Как оказалось, девушка уже рассматривала такой вариант.
— Вот и докажи, что я этого не хотела и ничего об этом не знала, — резко сказала она. И в тот же момент, ничуть не стесняясь ни меня, ни скучающе привалившегося к стене оперативника, распахнула халат и извлекла из бюстгальтера перетянутую резинкой пачку долларов. — Здесь полторы тысячи, — говорила она. — Все, что я накопила. Возьми себе на сохранение, а сколько нужно — будешь брать за работу. Только вытащи меня из этой клоаки!

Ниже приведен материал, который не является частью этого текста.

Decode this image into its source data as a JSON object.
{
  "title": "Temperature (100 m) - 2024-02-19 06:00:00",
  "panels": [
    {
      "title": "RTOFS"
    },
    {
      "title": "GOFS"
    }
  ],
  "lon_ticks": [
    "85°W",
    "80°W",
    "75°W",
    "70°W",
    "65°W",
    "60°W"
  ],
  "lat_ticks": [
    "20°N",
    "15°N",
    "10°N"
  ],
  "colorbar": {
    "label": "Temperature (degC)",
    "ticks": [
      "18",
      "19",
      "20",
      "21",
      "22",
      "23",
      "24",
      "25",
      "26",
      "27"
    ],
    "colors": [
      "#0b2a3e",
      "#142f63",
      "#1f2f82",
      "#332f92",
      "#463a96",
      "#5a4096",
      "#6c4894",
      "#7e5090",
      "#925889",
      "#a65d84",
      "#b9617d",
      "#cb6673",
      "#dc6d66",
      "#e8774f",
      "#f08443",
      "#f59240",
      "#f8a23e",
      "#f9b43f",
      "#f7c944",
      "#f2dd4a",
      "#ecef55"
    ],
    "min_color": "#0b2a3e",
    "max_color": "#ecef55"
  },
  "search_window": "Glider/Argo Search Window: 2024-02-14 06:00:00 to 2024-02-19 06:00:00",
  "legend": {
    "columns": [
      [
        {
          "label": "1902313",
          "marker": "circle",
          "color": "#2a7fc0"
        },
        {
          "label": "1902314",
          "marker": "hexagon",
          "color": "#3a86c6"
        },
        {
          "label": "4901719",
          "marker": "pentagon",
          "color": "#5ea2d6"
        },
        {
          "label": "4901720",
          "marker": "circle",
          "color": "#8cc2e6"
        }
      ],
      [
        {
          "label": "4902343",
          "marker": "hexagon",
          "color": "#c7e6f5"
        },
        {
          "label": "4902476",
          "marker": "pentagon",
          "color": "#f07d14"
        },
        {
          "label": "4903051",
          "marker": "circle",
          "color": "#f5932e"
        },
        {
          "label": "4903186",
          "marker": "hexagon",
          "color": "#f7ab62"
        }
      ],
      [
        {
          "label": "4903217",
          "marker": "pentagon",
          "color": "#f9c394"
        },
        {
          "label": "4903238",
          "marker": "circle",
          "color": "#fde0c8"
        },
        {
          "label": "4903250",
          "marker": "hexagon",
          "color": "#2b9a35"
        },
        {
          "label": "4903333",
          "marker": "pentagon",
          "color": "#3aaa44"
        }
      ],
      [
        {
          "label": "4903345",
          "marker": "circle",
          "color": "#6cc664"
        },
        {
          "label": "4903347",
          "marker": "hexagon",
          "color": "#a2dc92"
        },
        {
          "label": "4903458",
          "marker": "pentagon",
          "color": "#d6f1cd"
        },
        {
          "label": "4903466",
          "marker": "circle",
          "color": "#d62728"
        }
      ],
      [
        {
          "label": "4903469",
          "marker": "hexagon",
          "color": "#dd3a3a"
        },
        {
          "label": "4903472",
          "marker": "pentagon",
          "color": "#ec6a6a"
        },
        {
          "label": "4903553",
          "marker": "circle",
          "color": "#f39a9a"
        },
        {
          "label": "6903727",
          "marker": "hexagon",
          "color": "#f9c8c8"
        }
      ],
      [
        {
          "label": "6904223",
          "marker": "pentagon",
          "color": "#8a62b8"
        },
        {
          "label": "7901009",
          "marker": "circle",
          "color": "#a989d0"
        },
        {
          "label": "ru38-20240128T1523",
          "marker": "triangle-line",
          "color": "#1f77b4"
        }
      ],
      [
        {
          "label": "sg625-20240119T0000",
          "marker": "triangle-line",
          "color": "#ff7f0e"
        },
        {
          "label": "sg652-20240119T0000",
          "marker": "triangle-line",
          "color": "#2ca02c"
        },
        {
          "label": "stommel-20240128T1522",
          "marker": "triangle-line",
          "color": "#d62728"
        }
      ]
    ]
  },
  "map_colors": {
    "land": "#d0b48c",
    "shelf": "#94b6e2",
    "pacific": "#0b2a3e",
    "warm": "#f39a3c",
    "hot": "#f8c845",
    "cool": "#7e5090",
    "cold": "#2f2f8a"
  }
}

И совершенно неожиданно она разрыдалась, горько и безутешно, а я принялся составлять расписку.
Девушку никто не успокаивал. Довольно грубо приказали встать, захватить вещи и следовать к выходу. Соседи столпились на лестничной площадке и осуждающе шушукались.
— Заткнитесь вы все! — исступленно закричала Валька.
У нее начался нервный припадок, и она не смогла идти самостоятельно. Оперативники на руках вынесли ее к машине.
На улице меня поджидал знакомый следователь. Он как-то недобро усмехался.
— Спешу тебя поздравить. — Именно в этой фразе он реализовывал свое небогатое чувство юмора.
— С чем?
— А не догадываешься? Вляпался в большое дерьмо. Девка не сказала тебе самого главного.
— Чего же? — Я был предельно краток, понимая, что мое новое дело воняет с самого начала.
— Во-первых, соседи слышали, как эта Гуляева в открытую угрожала деду, а один мужик, ее знакомый, недавно намял старику бока в подъезде. Сознательные граждане, сами нам стуканули. А во-вторых… — Безгубый рот следователя расползся в кислой усмешке. — Нож, которым зарезали старика, мы обнаружили в квартире твоей шлюхи. Прямо в кухонном столе. Она даже кровь с него не удосужилась вытереть. Каково, а?
Глава 3. ДИСГАРМОНИЯ
Вальку Гуляеву увезли. Вернется ли она сюда вскоре, зависело во многом от меня. В остальном же ничего не изменилось. Из распахнутого окна дома напротив однообразно ботало какое-то «техно», мужики под детским грибком мешали водку с пивом и резались в карты, старухи по-прежнему перемывали косточки своим ближним. Судьба несчастной Вальки и ее деда больше не занимала их столь остро, все наперебой трещали о «ненавистных» автовладельцах, которые сигнализацией «будят весь дом по ночам».
— Вы вот из милиции и разберитесь, — обратилась ко мне самая сухонькая и бойкая старушонка. — Никакой управы на этих шоферюг нет!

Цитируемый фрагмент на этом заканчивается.